姜尚站在那里,看着吕庸的背影消失在不远处的村道拐角。他一直没有动,直到马蹄声再也听不见了,他才缓缓呼出一口气,身子微微一晃。他伸手扶住门框,掌心触到那根已经被磨得光滑的木料,指尖微微发凉。那件旧褂子的后背,已经被冷汗浸透了,紧紧地贴在脊梁骨上。
“你……没事吧?”
他转过头,看到马氏站在织机旁,正看着他。她手里还攥着那块吕庸放在桌上的银子,攥得很紧,指节发白。她看着姜尚,目光里有一种他从未见过的神情——说不清是担忧,是愧疚,还是别的什么。
“没事。”马氏说。他的声音有些哑。“他不会再来了?”
“会来的。”姜尚说,“但今天,他走了。”
他走过去,从她手里拿过那块银子,掂了掂,放在桌上。“这银子,不能留。明天我送到盐场去,还给他。要是留了,他以后就有话说了。”

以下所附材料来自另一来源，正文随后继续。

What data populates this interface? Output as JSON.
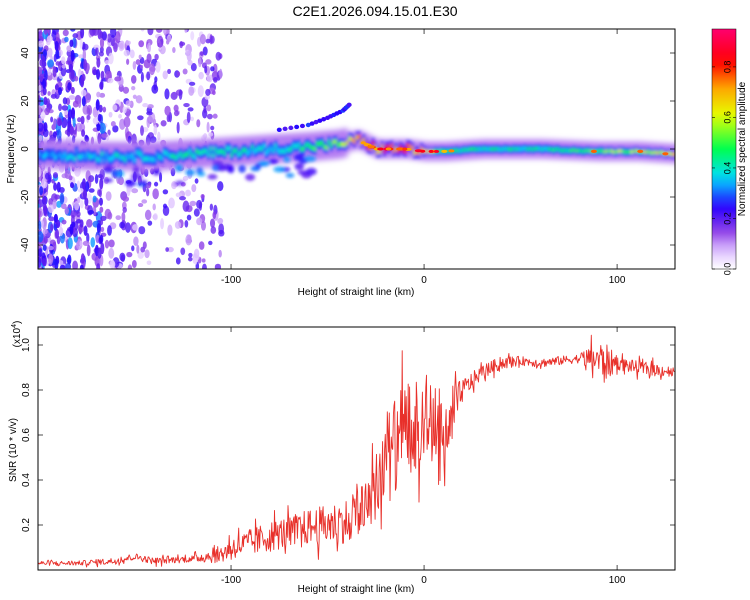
{
  "title": "C2E1.2026.094.15.01.E30",
  "chart_data": [
    {
      "type": "heatmap",
      "title": "C2E1.2026.094.15.01.E30",
      "xlabel": "Height of straight line (km)",
      "ylabel": "Frequency (Hz)",
      "xlim": [
        -200,
        130
      ],
      "ylim": [
        -50,
        50
      ],
      "xticks": [
        -100,
        0,
        100
      ],
      "xtick_labels": [
        "-100",
        "0",
        "100"
      ],
      "yticks": [
        40,
        20,
        0,
        -20,
        -40
      ],
      "ytick_labels": [
        "40",
        "20",
        "0",
        "-20",
        "-40"
      ],
      "grid": false,
      "colorbar": {
        "label": "Normalized spectral amplitude",
        "range": [
          0,
          0.95
        ],
        "ticks": [
          0.8,
          0.6,
          0.4,
          0.2,
          0.0
        ],
        "tick_labels": [
          "0.8",
          "0.6",
          "0.4",
          "0.2",
          "0.0"
        ],
        "colors": [
          "#ff0066",
          "#ff0000",
          "#ffaa00",
          "#ffff00",
          "#00ff00",
          "#00ffff",
          "#0000ff",
          "#8800ff",
          "#ffffff"
        ]
      },
      "ridge": {
        "name": "dominant frequency band",
        "x": [
          -200,
          -170,
          -140,
          -120,
          -100,
          -80,
          -60,
          -45,
          -35,
          -25,
          -10,
          0,
          10,
          30,
          60,
          90,
          110,
          130
        ],
        "y": [
          -2,
          -3,
          -3,
          -2,
          -1,
          0,
          1,
          2,
          4,
          0,
          0,
          -1,
          -1,
          0,
          0,
          -1,
          -1,
          -2
        ],
        "amplitude": [
          0.35,
          0.4,
          0.4,
          0.45,
          0.45,
          0.4,
          0.5,
          0.55,
          0.75,
          0.8,
          0.85,
          0.7,
          0.5,
          0.45,
          0.45,
          0.55,
          0.6,
          0.7
        ]
      },
      "branch": {
        "name": "upper branch",
        "x": [
          -75,
          -60,
          -50,
          -42,
          -38
        ],
        "y": [
          8,
          10,
          13,
          16,
          19
        ]
      }
    },
    {
      "type": "line",
      "xlabel": "Height of straight line (km)",
      "ylabel": "SNR (10 * v/v)",
      "scale_label": "(x10",
      "scale_exponent": "4",
      "xlim": [
        -200,
        130
      ],
      "ylim": [
        0,
        1.08
      ],
      "xticks": [
        -100,
        0,
        100
      ],
      "xtick_labels": [
        "-100",
        "0",
        "100"
      ],
      "yticks": [
        0.2,
        0.4,
        0.6,
        0.8,
        1.0
      ],
      "ytick_labels": [
        "0.2",
        "0.4",
        "0.6",
        "0.8",
        "1.0"
      ],
      "grid": false,
      "series": [
        {
          "name": "SNR",
          "color": "#e8302a",
          "x": [
            -200,
            -180,
            -160,
            -150,
            -140,
            -120,
            -105,
            -100,
            -90,
            -80,
            -70,
            -60,
            -50,
            -40,
            -30,
            -25,
            -20,
            -15,
            -10,
            -5,
            0,
            5,
            10,
            15,
            20,
            30,
            40,
            50,
            60,
            70,
            80,
            90,
            95,
            100,
            110,
            120,
            130
          ],
          "y": [
            0.03,
            0.03,
            0.04,
            0.06,
            0.04,
            0.05,
            0.07,
            0.1,
            0.12,
            0.15,
            0.17,
            0.19,
            0.2,
            0.22,
            0.3,
            0.4,
            0.48,
            0.55,
            0.6,
            0.65,
            0.68,
            0.65,
            0.55,
            0.7,
            0.8,
            0.88,
            0.92,
            0.93,
            0.92,
            0.93,
            0.94,
            0.94,
            0.92,
            0.92,
            0.9,
            0.89,
            0.88
          ],
          "noise": [
            0.01,
            0.01,
            0.015,
            0.015,
            0.015,
            0.015,
            0.04,
            0.05,
            0.06,
            0.07,
            0.07,
            0.08,
            0.09,
            0.1,
            0.15,
            0.18,
            0.2,
            0.22,
            0.22,
            0.2,
            0.2,
            0.22,
            0.22,
            0.12,
            0.05,
            0.03,
            0.03,
            0.02,
            0.02,
            0.02,
            0.02,
            0.08,
            0.08,
            0.03,
            0.03,
            0.03,
            0.02
          ]
        }
      ]
    }
  ]
}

马氏没有说话。她站在那里,看着他把银子放到桌上,动作自然,像是做过无数次一样。她忽然觉得,这个男人不像她想象中那么没用。至少,他敢站在她前面,替她挡住那些她挡不住的东西。她低下头,看着自己那双粗糙的手,手背上不知什么时候沾了一小块织布时留下的棉絮,黏在皮肤上。她没有把它拂掉,就那么看着。
“我去做饭了。”她说。
她转过身,走到灶台前,拿起米盆,舀了几碗米,倒进锅里。她的动作还是利索,步伐还是稳当,弯腰往灶膛里添柴的时候,火光映在她的脸上,映出她那双微微泛红的眼眶。她没有哭出声来。只是蹲在那里,往灶膛里又添了一根柴。

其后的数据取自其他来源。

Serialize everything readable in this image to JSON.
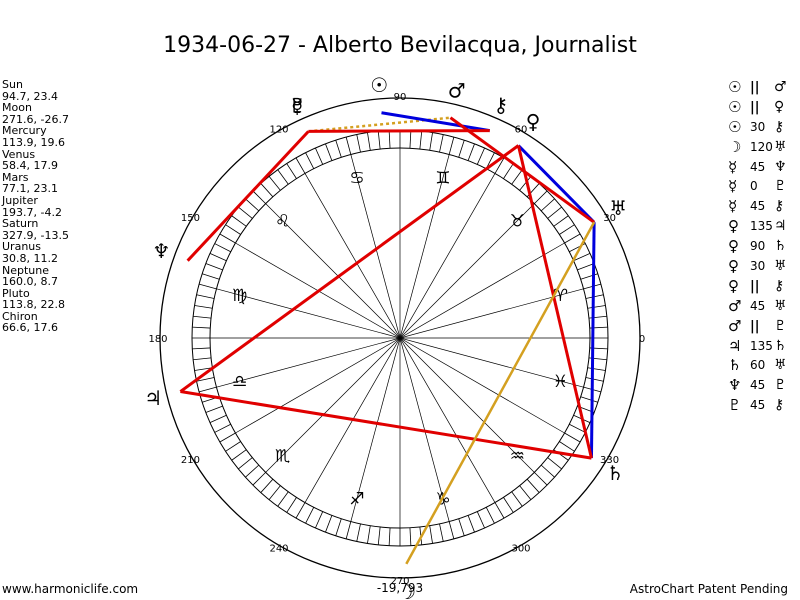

姜尚站在堂屋里,隔着那道半掩的门,看着灶膛里透出来的火光明明灭灭,把马氏蹲在地上的剪影投在对面的土墙上。那只被她攥过的银子在桌上搁着。他没有再看它第二眼。他弯腰捡起那把劈柴的斧头,在院子中间那块磨刀石上蹲下来,舀了一碗水,细细地磨了起来。磨石的声音“沙沙沙”,在安静的傍晚传得很远。
远处的山脊上,夕阳正一寸一寸地沉下去,把那片天烧成了一种沉甸甸的赭红色,像一块铁,慢慢冷下去。